In the gossip universe, image rehabilitation is usually accomplished vis-a-vis public confession/apology or, even more effectively, through marriage and children.  (See: Angelina Jolie, Katherine Heigl, Nicole Richie, McSteamy and the Noxema Girl).  But Crowe was married in 2003; his two sons were born in 2003 and 2006.  While he doesn’t hide his family, they’re certainly not the subject of People Magazine cover stories.  In other words, he’s not using cute pictures of his loving family to make him look like a nicer guy.

Instead, Crowe’s using good old fashioned charisma.  Over the course of his month long press tour, he’s joked about “the continuous death battle” with his aging body; he’s related a hilarious anecdote about taking his easily-bored sons to pre-screen Robin Hood (“Dad, when are you going to get a horse?); he’s used all types of bows and arrows, some of the Nerf variety, to jovially demonstrate his Robin Hood archery skill, including a ‘surprise’ visit (in casual hoodie) on Ellen.  He makes fun of the Australian accent at length on Letterman; perhaps best of all, he VERY SERIOUSLY GIFTS OPRAH WITH A SWORD AND LONG BOW.

Now, this type of promotional activity is by no means anomalous in Hollywood, but such hokum is usually reserved for the likes of Tom Cruise.  And while I do think that Crowe is consciously attempting to rebrand his image – illuminating the ‘softer,’ emotional side of the hard body – I’d also venture something else is motivating his best behavior.  Specifically, fear.  Robin Hood has been built up as a savior of sorts: first and foremost, for Universal, which has recently endured a string of dismal big-budget failures.  And after the relative disappointments of Body of Lies and State of Play, Crowe himself needs a hit.  This role – in a heavily presold property, directed by long-time creative partner Ridley Scott, playing a version of the Maximus role that authenticated his stardom – should be the answer.  But if it fails to win the box office this weekend, it will undoubtedly get lost in the sea of forthcoming blockbusters.

What’s more, Universal, Ridley Scott, and Crowe all know that they’re staring down a sexy, enormously attractive beast, and that beast’s name is Iron Man 2. Ultimately, it’s not just a showdown between two distinct types/styles of action movies, but two types of rehabilitated bad boy stars.  Yet Aaccording to Anne Thompson’s Tweets from Cannes (where Robin Hood is opening the festival), Crowe is back to his old ‘arrogant’ ways, perhaps realizing that the fate of the movie, whatever it may be, is sealed.  His actions likewise underline the fact that the soft, family-friendly Crowe was, in fact, just as much of a construction as medieval sets used on Robin Hood.

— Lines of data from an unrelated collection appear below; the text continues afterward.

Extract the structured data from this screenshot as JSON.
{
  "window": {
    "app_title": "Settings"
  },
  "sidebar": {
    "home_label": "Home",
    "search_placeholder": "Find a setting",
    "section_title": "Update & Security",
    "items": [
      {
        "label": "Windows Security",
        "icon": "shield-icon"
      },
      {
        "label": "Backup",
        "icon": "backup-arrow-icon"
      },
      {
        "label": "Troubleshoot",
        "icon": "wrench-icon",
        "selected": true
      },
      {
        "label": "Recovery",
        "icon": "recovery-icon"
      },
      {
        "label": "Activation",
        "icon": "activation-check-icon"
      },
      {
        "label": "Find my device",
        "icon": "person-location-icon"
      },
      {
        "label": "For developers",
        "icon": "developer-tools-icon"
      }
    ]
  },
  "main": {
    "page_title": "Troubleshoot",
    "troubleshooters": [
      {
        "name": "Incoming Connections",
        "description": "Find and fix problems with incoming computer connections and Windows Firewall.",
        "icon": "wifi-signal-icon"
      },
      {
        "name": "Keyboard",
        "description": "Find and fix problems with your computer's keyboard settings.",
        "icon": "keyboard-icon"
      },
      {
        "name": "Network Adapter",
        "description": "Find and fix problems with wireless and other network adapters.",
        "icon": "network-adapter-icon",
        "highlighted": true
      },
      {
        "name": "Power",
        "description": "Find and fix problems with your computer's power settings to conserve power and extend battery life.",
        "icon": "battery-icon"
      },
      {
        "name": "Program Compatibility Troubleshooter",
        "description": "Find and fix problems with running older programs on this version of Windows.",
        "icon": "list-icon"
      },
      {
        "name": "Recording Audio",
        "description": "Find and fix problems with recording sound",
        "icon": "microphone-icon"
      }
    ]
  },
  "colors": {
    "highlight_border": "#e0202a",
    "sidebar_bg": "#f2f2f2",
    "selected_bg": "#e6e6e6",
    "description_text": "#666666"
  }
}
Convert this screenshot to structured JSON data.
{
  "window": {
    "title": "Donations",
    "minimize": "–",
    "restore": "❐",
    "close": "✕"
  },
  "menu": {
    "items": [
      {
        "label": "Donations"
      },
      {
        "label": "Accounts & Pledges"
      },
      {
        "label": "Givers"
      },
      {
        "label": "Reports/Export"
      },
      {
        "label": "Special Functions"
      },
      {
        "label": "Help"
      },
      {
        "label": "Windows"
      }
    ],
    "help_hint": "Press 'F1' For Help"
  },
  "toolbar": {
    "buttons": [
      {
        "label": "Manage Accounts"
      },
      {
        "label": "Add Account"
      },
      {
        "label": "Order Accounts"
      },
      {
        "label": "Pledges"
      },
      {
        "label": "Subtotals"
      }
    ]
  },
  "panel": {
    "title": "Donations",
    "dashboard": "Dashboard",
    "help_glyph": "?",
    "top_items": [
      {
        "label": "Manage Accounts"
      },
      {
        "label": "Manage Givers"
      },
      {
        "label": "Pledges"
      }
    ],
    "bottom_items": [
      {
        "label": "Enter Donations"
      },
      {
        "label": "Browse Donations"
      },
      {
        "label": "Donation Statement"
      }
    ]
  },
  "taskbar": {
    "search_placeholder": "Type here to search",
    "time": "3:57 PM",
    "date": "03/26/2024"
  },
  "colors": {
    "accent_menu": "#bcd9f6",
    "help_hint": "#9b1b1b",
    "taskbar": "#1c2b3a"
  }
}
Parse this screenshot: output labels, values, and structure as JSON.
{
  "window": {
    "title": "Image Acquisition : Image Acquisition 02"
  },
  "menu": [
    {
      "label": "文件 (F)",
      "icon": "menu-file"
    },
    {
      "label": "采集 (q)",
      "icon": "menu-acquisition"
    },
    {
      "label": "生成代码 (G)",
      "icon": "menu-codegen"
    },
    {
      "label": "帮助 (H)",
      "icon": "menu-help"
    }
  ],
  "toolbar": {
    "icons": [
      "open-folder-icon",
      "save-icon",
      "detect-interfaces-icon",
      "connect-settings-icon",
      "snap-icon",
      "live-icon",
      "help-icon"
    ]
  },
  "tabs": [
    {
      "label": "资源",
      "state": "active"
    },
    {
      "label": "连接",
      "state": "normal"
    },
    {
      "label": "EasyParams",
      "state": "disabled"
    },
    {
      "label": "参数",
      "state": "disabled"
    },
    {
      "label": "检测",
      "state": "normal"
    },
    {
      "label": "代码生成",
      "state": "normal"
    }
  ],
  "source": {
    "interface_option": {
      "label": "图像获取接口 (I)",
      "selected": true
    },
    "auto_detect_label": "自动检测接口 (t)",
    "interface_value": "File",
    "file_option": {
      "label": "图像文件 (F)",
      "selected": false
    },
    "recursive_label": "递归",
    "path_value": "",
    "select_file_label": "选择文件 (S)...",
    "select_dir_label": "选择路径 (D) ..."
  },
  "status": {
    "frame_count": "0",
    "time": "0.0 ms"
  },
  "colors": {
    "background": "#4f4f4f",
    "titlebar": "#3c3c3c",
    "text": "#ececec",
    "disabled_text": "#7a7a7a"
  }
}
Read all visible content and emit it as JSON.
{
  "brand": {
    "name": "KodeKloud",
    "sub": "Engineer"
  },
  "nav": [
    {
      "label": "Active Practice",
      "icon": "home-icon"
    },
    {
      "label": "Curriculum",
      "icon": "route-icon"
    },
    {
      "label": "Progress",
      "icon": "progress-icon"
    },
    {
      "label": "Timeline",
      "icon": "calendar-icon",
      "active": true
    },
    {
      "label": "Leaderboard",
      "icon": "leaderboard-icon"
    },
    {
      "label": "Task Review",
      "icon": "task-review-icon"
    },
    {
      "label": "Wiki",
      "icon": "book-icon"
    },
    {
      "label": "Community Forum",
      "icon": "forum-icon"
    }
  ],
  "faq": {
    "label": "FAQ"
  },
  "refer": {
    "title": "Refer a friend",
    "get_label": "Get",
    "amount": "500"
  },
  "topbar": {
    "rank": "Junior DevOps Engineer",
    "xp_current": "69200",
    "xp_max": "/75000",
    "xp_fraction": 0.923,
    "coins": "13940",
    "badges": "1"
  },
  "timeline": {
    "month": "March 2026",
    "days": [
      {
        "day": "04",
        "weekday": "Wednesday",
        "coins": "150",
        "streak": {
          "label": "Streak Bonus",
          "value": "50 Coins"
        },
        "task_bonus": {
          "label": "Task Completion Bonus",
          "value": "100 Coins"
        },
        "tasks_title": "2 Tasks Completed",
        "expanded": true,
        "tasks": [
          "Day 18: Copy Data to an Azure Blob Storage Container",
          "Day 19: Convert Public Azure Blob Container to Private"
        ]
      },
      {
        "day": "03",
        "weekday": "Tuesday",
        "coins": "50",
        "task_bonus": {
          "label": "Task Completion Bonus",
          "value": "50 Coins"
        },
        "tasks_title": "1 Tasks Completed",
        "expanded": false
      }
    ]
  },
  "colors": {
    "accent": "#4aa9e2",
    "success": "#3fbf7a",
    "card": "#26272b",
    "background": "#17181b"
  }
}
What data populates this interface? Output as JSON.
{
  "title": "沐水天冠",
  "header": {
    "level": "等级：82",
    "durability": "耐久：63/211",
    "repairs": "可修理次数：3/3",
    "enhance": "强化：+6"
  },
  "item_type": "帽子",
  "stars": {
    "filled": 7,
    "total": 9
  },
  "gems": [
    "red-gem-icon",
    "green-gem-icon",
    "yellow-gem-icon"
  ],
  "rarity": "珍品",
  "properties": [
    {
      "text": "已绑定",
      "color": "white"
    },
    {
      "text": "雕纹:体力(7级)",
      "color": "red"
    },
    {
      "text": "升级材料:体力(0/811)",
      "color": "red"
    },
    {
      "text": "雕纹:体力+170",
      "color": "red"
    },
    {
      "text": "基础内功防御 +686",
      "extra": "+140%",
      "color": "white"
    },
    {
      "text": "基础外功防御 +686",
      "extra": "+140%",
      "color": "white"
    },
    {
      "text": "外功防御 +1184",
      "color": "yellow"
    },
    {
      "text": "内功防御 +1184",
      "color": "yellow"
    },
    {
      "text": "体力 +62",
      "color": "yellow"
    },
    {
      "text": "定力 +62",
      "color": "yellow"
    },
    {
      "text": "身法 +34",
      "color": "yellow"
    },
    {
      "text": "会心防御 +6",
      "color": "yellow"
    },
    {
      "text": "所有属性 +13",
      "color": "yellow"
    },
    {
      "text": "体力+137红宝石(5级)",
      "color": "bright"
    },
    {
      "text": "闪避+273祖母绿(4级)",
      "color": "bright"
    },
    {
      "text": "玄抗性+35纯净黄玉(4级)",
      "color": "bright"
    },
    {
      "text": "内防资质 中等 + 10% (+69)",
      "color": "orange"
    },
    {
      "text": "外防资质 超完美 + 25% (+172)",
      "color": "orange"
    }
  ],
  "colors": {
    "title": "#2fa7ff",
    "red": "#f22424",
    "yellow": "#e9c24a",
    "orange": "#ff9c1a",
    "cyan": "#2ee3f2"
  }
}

Crowe may have indeed softened with age; he may have taken anger management classes.  What the ‘real’ Crowe has done doesn’t really matter.  What does matter, then, is the ease with which we, and the media at large, have accepted the narrative of his transformation.  A star image resonates when it seemingly embodies ideologies that are unattainable or contradictory in practice; in this case, Crowe’s image bespeaks the notion that anger — and bad boy-ness — can indeed by ‘fixed’; and that that fix corresponds with 1.) attention to family and 2.) a return to jobs (roles) in which traditional masculinity (bow hunting, horse riding) is cultivated and valued.   Ultimately, the rehabilitated Crowe image is likable because we so want to like, and believe, in what it represents.  So does the transformation work for you?  Do you buy it?